The average life expectancy of a British human being lies almost exactly halfway between these two extremes, with most of us alive today expected to make it well into our eighties — a figure that has risen over the past century as a result of better nutrition, living conditions and healthcare. And this increasing longevity has also been associated with better quality of life. The latest evidence suggests that people who die at 90 spend roughly the same amount of time in hospital as those who die in their seventies, and only twice as long as those who die in their mid-forties.
But to make further inroads into extending our life expectancy we need to do more than negate hazards such as disease and accidents. We need to slow the ticking of our genetic clocks.
At the moment even the best cared for human being is unlikely to make it much beyond 120 because the body’s natural repairing processes grind to a halt and whole systems start to fail.
Our tissues don’t have a pre-programmed best-before date, but their inbuilt repair processes do, and it is these that largely determine the rate at which we age. Our basic software — DNA — is particularly sensitive to damage, with an attack rate that has been estimated at 10,000 damaging hits per cell, per day. Multiply this figure by the one hundred thousand billion or so cells in the average human body and you get some idea of the challenge faced by our repair systems. Suffice to say there is a bit more to them than healing cuts and grazes.

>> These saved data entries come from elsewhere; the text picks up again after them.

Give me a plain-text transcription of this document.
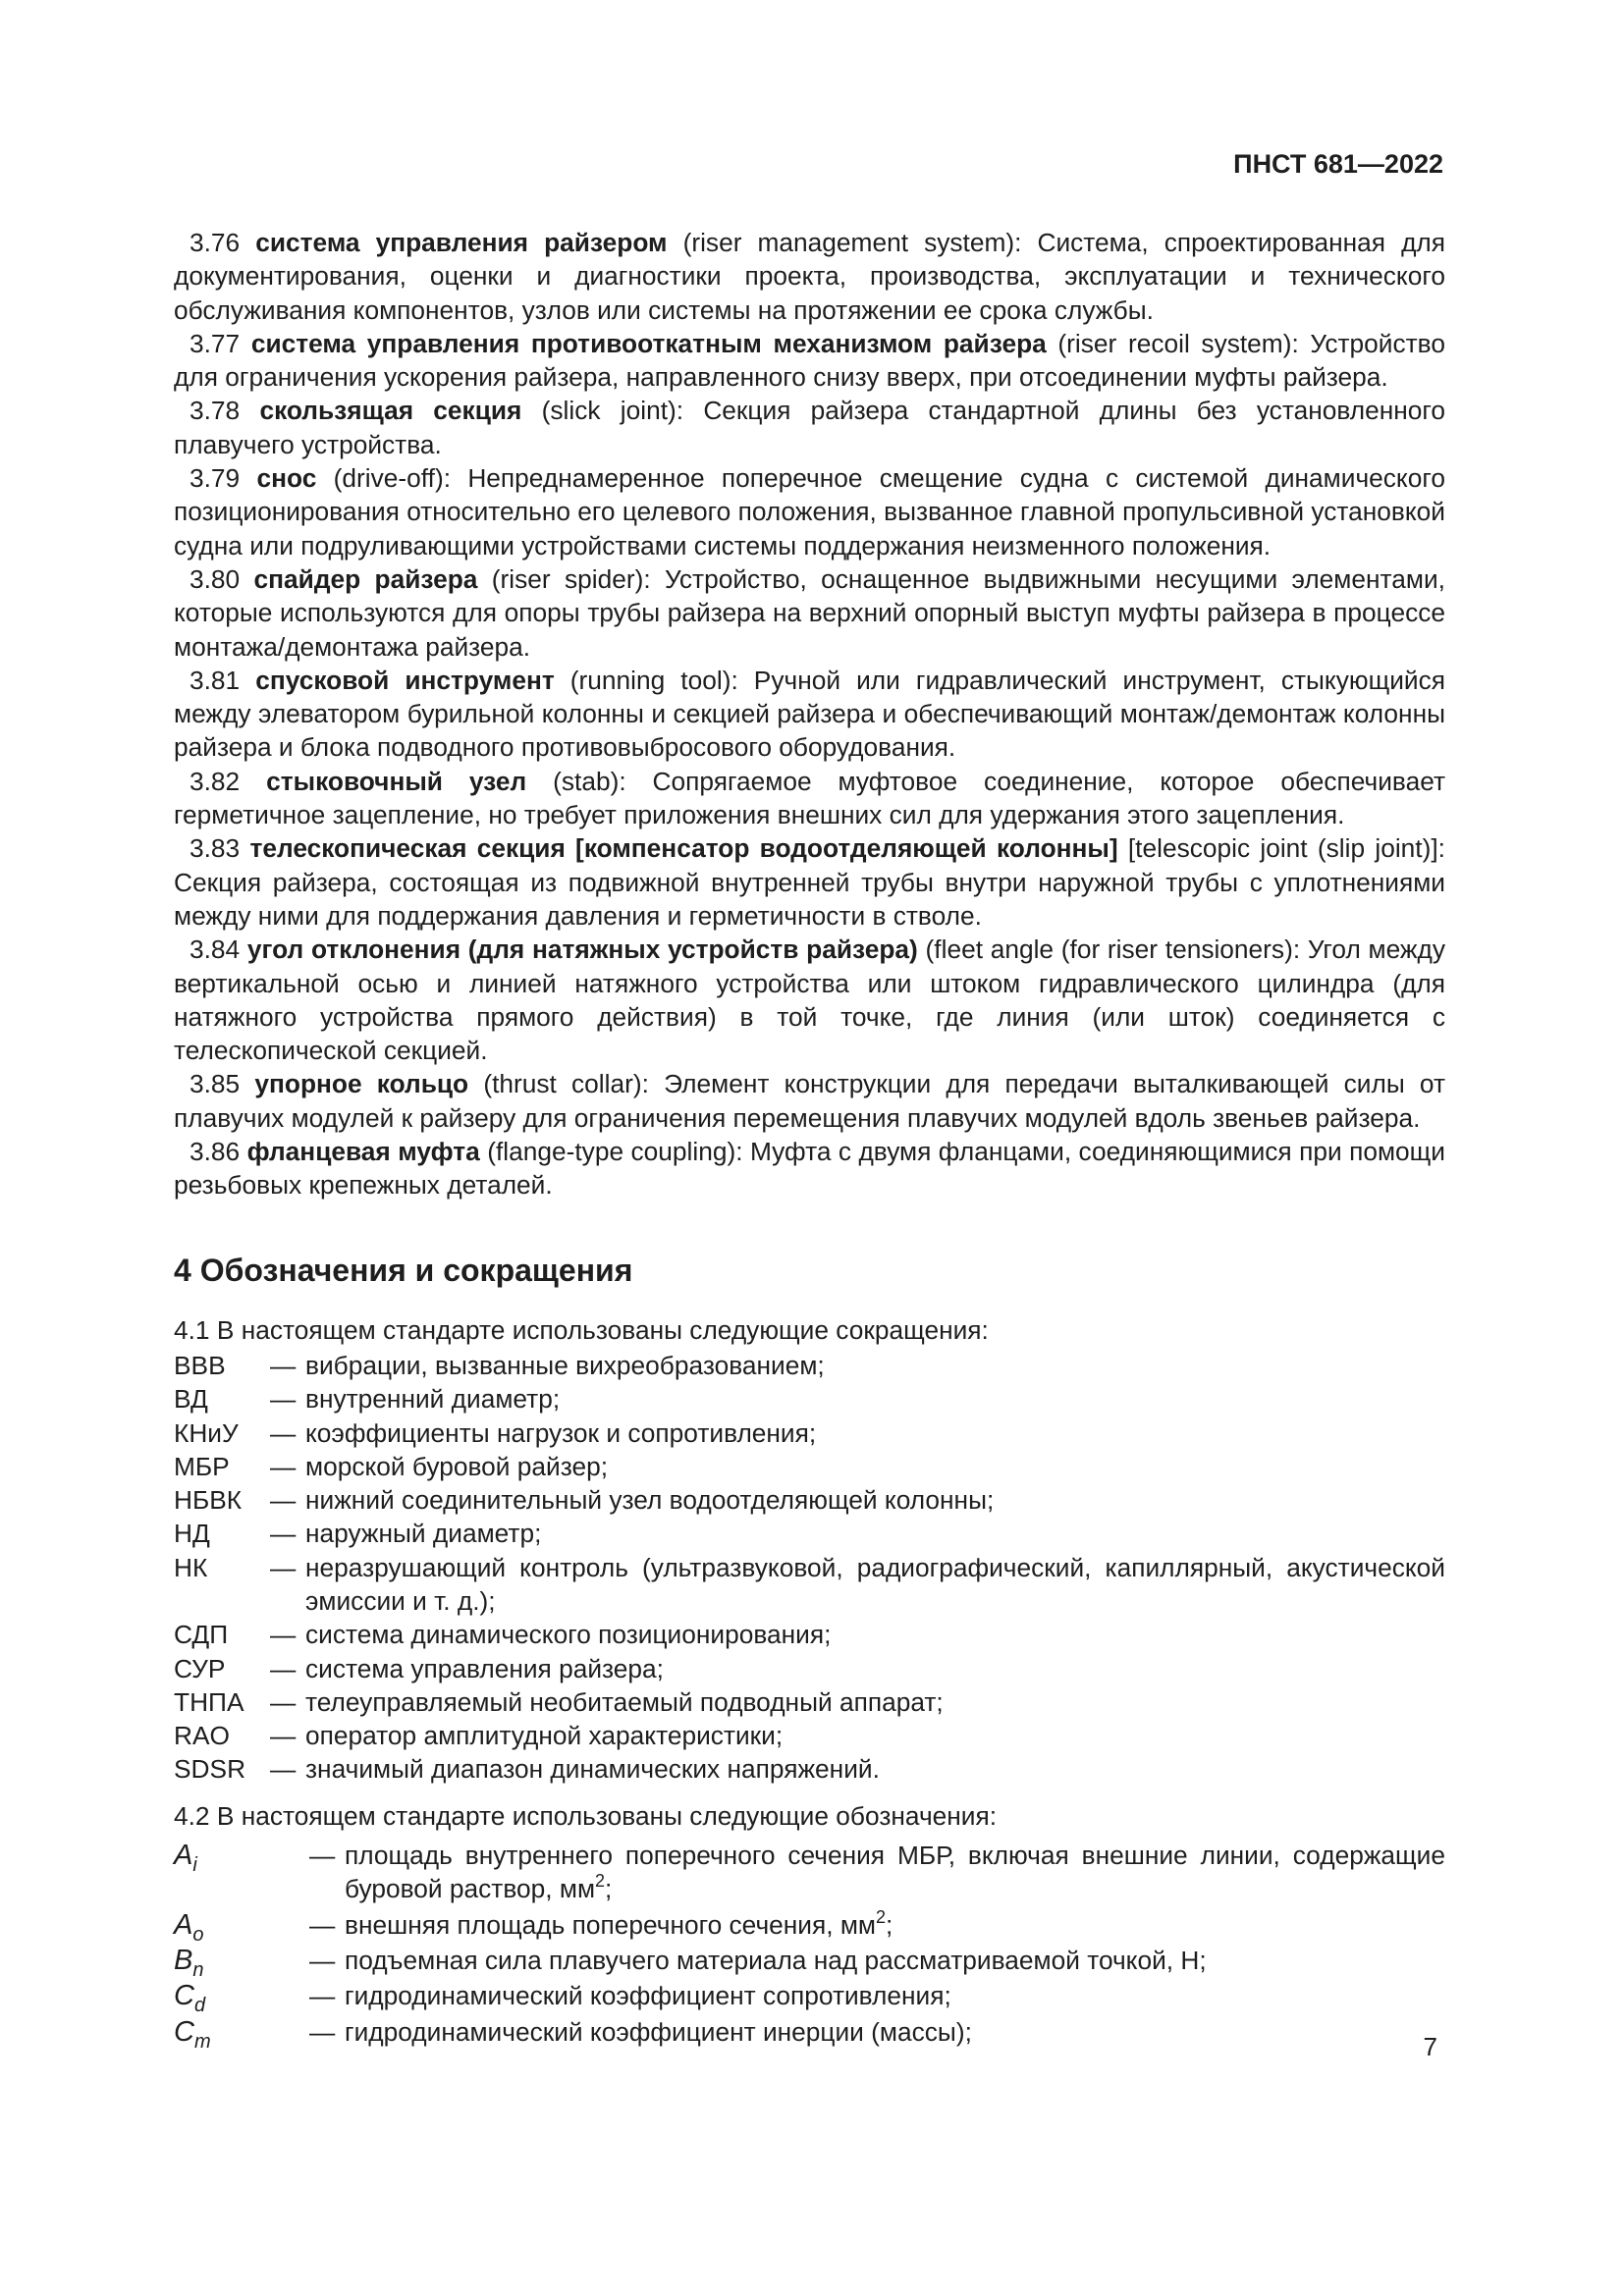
ПНСТ 681—2022

3.76 система управления райзером (riser management system): Система, спроектированная для документирования, оценки и диагностики проекта, производства, эксплуатации и технического обслуживания компонентов, узлов или системы на протяжении ее срока службы.

3.77 система управления противооткатным механизмом райзера (riser recoil system): Устройство для ограничения ускорения райзера, направленного снизу вверх, при отсоединении муфты райзера.

3.78 скользящая секция (slick joint): Секция райзера стандартной длины без установленного плавучего устройства.

3.79 снос (drive-off): Непреднамеренное поперечное смещение судна с системой динамического позиционирования относительно его целевого положения, вызванное главной пропульсивной установкой судна или подруливающими устройствами системы поддержания неизменного положения.

3.80 спайдер райзера (riser spider): Устройство, оснащенное выдвижными несущими элементами, которые используются для опоры трубы райзера на верхний опорный выступ муфты райзера в процессе монтажа/демонтажа райзера.

3.81 спусковой инструмент (running tool): Ручной или гидравлический инструмент, стыкующийся между элеватором бурильной колонны и секцией райзера и обеспечивающий монтаж/демонтаж колонны райзера и блока подводного противовыбросового оборудования.

3.82 стыковочный узел (stab): Сопрягаемое муфтовое соединение, которое обеспечивает герметичное зацепление, но требует приложения внешних сил для удержания этого зацепления.

3.83 телескопическая секция [компенсатор водоотделяющей колонны] [telescopic joint (slip joint)]: Секция райзера, состоящая из подвижной внутренней трубы внутри наружной трубы с уплотнениями между ними для поддержания давления и герметичности в стволе.

3.84 угол отклонения (для натяжных устройств райзера) (fleet angle (for riser tensioners): Угол между вертикальной осью и линией натяжного устройства или штоком гидравлического цилиндра (для натяжного устройства прямого действия) в той точке, где линия (или шток) соединяется с телескопической секцией.

3.85 упорное кольцо (thrust collar): Элемент конструкции для передачи выталкивающей силы от плавучих модулей к райзеру для ограничения перемещения плавучих модулей вдоль звеньев райзера.

3.86 фланцевая муфта (flange-type coupling): Муфта с двумя фланцами, соединяющимися при помощи резьбовых крепежных деталей.

4 Обозначения и сокращения

4.1 В настоящем стандарте использованы следующие сокращения:

ВВВ	— вибрации, вызванные вихреобразованием;
ВД	— внутренний диаметр;
КНиУ	— коэффициенты нагрузок и сопротивления;
МБР	— морской буровой райзер;
НБВК	— нижний соединительный узел водоотделяющей колонны;
НД	— наружный диаметр;
НК	— неразрушающий контроль (ультразвуковой, радиографический, капиллярный, акустической эмиссии и т. д.);
СДП	— система динамического позиционирования;
СУР	— система управления райзера;
ТНПА	— телеуправляемый необитаемый подводный аппарат;
RAO	— оператор амплитудной характеристики;
SDSR — значимый диапазон динамических напряжений.

4.2 В настоящем стандарте использованы следующие обозначения:

$A_i$	— площадь внутреннего поперечного сечения МБР, включая внешние линии, содержащие буровой раствор, $мм^2$;
$A_o$	— внешняя площадь поперечного сечения, $мм^2$;
$B_n$	— подъемная сила плавучего материала над рассматриваемой точкой, Н;
$C_d$	— гидродинамический коэффициент сопротивления;
$C_m$	— гидродинамический коэффициент инерции (массы);
7
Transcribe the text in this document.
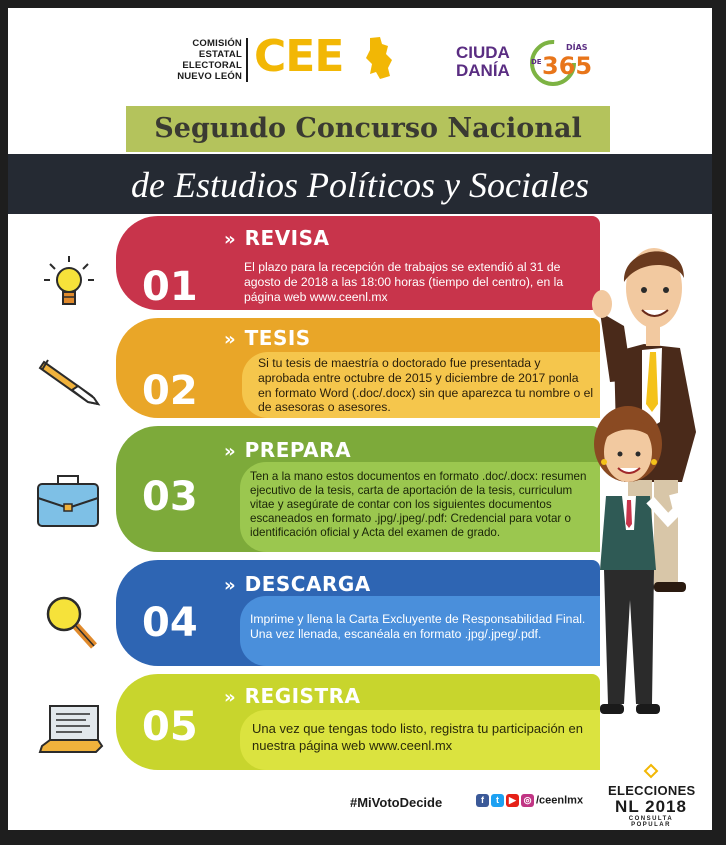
COMISIÓN
ESTATAL
ELECTORAL
NUEVO LEÓN CEE	CIUDA
DANÍA 365
DÍAS
DE
Segundo Concurso Nacional
de Estudios Políticos y Sociales
01
» REVISA
El plazo para la recepción de trabajos se extendió al 31 de agosto de 2018 a las 18:00 horas (tiempo del centro), en la página web www.ceenl.mx
02
» TESIS
Si tu tesis de maestría o doctorado fue presentada y aprobada entre octubre de 2015 y diciembre de 2017 ponla en formato Word (.doc/.docx) sin que aparezca tu nombre o el de asesoras o asesores.
03
» PREPARA
Ten a la mano estos documentos en formato .doc/.docx: resumen ejecutivo de la tesis, carta de aportación de la tesis, curriculum vitae y asegúrate de contar con los siguientes documentos escaneados en formato .jpg/.jpeg/.pdf: Credencial para votar o identificación oficial y Acta del examen de grado.
04
» DESCARGA
Imprime y llena la Carta Excluyente de Responsabilidad Final. Una vez llenada, escanéala en formato .jpg/.jpeg/.pdf.
05
» REGISTRA
Una vez que tengas todo listo, registra tu participación en nuestra página web www.ceenl.mx
#MiVotoDecide	f t ▶ ◎ /ceenlmx
ELECCIONES
NL 2018
CONSULTA POPULAR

The onslaught comes from all directions — everything from sunlight to tobacco smoke — but the main villain is oxygen. We need it to create energy, but in the same way that it turns a newspaper yellow and iron rusty, it also eats away at our structure.
Constant repair uses up a lot of energy and can weaken the processes involved, as demonstrated by what happens when our chromosomes divide during cell replication.
To prevent damage to the DNA during cell renewal, chromosomes contain special structures called telomeres that protect the delicate strands as they unravel and reform. Think of them as the plastic caps on the ends of your shoelaces. The more times the DNA is “tied” and “untied”, the shorter the telomeres become until, perhaps after 100 renewals, the telomeres disappear altogether and the DNA starts to fray. And that is the beginning of the end for the cell.
So, one way to think of our life expectancy is to consider that we are only as old as our telomeres. The longer they are, the longer you are likely to live, and vice versa, as children with the rare condition progeria discover to their cost. A child with progeria is born with unusually short telomeres (roughly the same as those normally found in a 70 or 80-year-old) and ages at an incredible rate, with few living beyond their early teens.
Unfortunately, human adult cells don’t have any way of repairing damaged telomeres, so cell death is inevitable, but a repair enzyme — telomerase — does exist in sperm and the female egg. Researchers in America have managed to insert the genes that produce it into adult skin cells and two years later they were still happily dividing without their telomeres getting any shorter.
Producing a potentially immortal skin cell in a Petri dish in a lab is a long way from significantly extending human life expectancy, but it is a step in the right direction and the solution is likely to come from genetic engineering rather than from some as-yet-undiscovered natural panacea. And it is not so much if, as when.
Any such breakthrough is going to happen too late to help most of us — something that I am actually quite pleased about, as I have no desire to live for ever. I just want to enjoy a full and active life before dropping dead quite unexpectedly some time in my eighties.